The researchers found that mice with the glaucoma-causing mutation had a marked reduction of TGF-β activity as they developed, suggesting a novel role for ADAMTS10 in managing cytokine, known to be an important regulator of extracellular matrix structure.
“There are other ways to regulate TGF-β; we’re looking at other proteins,” Kuchtey said. “One of these is thrombspondin-1 (TSP1), which displaces fibrillin and allows active TGF-β to bind to its receptor and activate signaling.
“Our hypothesis is that ADAMTS10 does a similar thing.”
Future Implications
Not all patients with elevated intraocular pressure (IOP) develop glaucoma, and some patients with apparently normal IOP continue to progress. John Kuchtey said a major unmet need is to identify other targets for glaucoma treatment.
“Modulation of TGF-β signaling could offer a new approach to glaucoma pathogenesis that directly addresses the changes in the properties of the extracellular matrix in the optic nerve tissue,” he said.

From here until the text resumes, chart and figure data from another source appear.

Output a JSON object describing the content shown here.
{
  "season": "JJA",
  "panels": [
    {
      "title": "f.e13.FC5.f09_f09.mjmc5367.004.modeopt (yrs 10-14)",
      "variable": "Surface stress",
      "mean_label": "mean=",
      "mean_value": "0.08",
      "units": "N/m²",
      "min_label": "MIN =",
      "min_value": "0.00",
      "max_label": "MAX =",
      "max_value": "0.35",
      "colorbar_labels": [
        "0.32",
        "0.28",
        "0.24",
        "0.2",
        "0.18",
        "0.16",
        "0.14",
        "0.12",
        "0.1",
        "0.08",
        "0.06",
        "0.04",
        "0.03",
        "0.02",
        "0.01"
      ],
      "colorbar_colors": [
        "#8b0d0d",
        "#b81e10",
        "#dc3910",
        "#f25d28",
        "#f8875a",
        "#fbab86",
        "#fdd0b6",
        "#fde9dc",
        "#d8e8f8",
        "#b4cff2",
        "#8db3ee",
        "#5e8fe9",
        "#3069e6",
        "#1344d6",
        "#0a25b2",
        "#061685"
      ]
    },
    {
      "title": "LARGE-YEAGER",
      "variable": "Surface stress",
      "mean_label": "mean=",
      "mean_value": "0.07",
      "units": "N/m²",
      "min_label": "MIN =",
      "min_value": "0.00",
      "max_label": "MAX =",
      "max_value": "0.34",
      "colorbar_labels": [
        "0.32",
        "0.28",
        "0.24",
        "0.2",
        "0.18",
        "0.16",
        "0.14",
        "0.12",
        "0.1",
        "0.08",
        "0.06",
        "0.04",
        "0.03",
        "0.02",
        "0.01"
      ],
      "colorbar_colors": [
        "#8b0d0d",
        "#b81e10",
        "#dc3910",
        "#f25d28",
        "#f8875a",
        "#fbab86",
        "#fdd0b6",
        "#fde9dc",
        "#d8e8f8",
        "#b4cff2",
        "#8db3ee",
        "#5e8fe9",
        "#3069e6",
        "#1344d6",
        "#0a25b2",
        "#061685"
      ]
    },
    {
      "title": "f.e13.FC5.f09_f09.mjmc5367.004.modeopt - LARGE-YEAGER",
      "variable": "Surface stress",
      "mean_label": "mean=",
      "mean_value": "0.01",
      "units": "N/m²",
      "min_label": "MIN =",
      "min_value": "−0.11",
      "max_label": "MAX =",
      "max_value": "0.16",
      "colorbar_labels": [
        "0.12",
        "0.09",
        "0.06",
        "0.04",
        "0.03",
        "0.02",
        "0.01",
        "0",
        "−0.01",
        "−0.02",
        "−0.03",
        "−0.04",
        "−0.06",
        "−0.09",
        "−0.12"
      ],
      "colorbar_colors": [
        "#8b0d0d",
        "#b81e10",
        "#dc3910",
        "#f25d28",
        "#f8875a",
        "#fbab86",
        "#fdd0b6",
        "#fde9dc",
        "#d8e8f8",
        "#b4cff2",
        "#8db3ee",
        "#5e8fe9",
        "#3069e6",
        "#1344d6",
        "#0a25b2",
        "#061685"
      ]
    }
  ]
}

Another translational focus in the Kuchtey lab is investigation of the role of sartan drugs in preventing or slowing the progression of glaucoma. Sartans, such as losartan, are angiotensin II type I receptor antagonists commonly used to treat systemic hypertension. Recently, sartans have been shown to be an effective treatment for Marfan syndrome.
For these studies, the team carried out retrospective cohort studies of glaucoma patients to determine if sartans protect against initial development of glaucoma or slow progression for those previously diagnosed.
“If we can use existing therapeutics to slow retinal ganglion cell degeneration in glaucoma, we will be that much farther along in our work to treat this blinding eye disease.”